Devagações à parte, hoje twittei ponderei sobre algo interessante: Se algo monumental acontecer em 2012 ou nos anos que se seguem, e parte da humanidade for destruida, daqui a milhares de anos, nossos descendentes, na sua evolução natural vão fazer escavações e acabarão encontrando vários computadores.. talvez consigam recuperá-los e o que pensarão?

Eu imagino que se encontrarem os servidores do Wikipedia, deduzirão ser um tipo de biblioteca de um povo antigo chamado Wiki. Talvez encontrem o datacenter da Wordpress e chamem de “manuscritos perdidos”, quem sabe algum culto religioso separe alguns deles e chamem de “Wíblia, a palavra de Google”, afinal, se fizer um apanhado de todos os blogs, com toda certeza, o que mais se fala é da empresa de Montain View e seu rebanho de devotos.

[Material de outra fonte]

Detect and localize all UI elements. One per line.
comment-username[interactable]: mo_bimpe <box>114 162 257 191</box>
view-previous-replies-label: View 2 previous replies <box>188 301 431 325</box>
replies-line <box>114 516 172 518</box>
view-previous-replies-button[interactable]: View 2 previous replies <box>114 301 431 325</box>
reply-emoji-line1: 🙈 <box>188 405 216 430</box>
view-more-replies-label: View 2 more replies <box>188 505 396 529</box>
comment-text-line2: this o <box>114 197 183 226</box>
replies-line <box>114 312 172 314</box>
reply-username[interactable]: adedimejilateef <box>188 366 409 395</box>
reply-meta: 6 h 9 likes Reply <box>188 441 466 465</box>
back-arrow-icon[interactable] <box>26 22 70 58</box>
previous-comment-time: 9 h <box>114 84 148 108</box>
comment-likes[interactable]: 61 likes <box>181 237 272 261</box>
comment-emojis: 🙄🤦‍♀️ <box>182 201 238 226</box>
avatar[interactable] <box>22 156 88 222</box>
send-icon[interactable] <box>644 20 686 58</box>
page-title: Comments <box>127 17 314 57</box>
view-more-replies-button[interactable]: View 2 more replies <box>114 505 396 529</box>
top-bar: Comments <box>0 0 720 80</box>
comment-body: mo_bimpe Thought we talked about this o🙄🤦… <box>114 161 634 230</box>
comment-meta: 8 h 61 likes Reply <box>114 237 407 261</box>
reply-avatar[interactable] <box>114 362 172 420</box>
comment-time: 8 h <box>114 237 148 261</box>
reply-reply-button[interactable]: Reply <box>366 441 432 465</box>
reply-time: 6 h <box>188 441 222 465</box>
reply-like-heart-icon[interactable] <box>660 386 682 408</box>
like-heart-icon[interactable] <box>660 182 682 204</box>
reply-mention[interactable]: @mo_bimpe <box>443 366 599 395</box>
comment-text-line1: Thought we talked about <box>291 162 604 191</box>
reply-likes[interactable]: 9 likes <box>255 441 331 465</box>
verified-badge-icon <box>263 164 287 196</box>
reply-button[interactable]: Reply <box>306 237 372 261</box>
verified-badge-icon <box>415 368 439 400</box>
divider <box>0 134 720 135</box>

Como se tratam de milhares de anos afrente, um novo idioma deverá ser falado, erros de tradução serão constantes, imagine só como serão retratados palavras como iPhone, Facebook, Microsoft e Apple. Em uma tradução livre talvez alguém diga que iPhone foi o primeiro homem e Steve Jobs a primeira mulher, eles comeram a Apple e foram expulsos da Microsoft, daí pra frente sofreram e tiveram um filho chamado Facebook, que matou seu irmão, MySpace. Nessa falácia toda, tenho medo de onde o Twitter e Orkut entram na história.

Loucuras à parte, ainda acho que redes sociais foram criadas por civilizações extraterrestres avançadas para pesquisar o comportaento humano.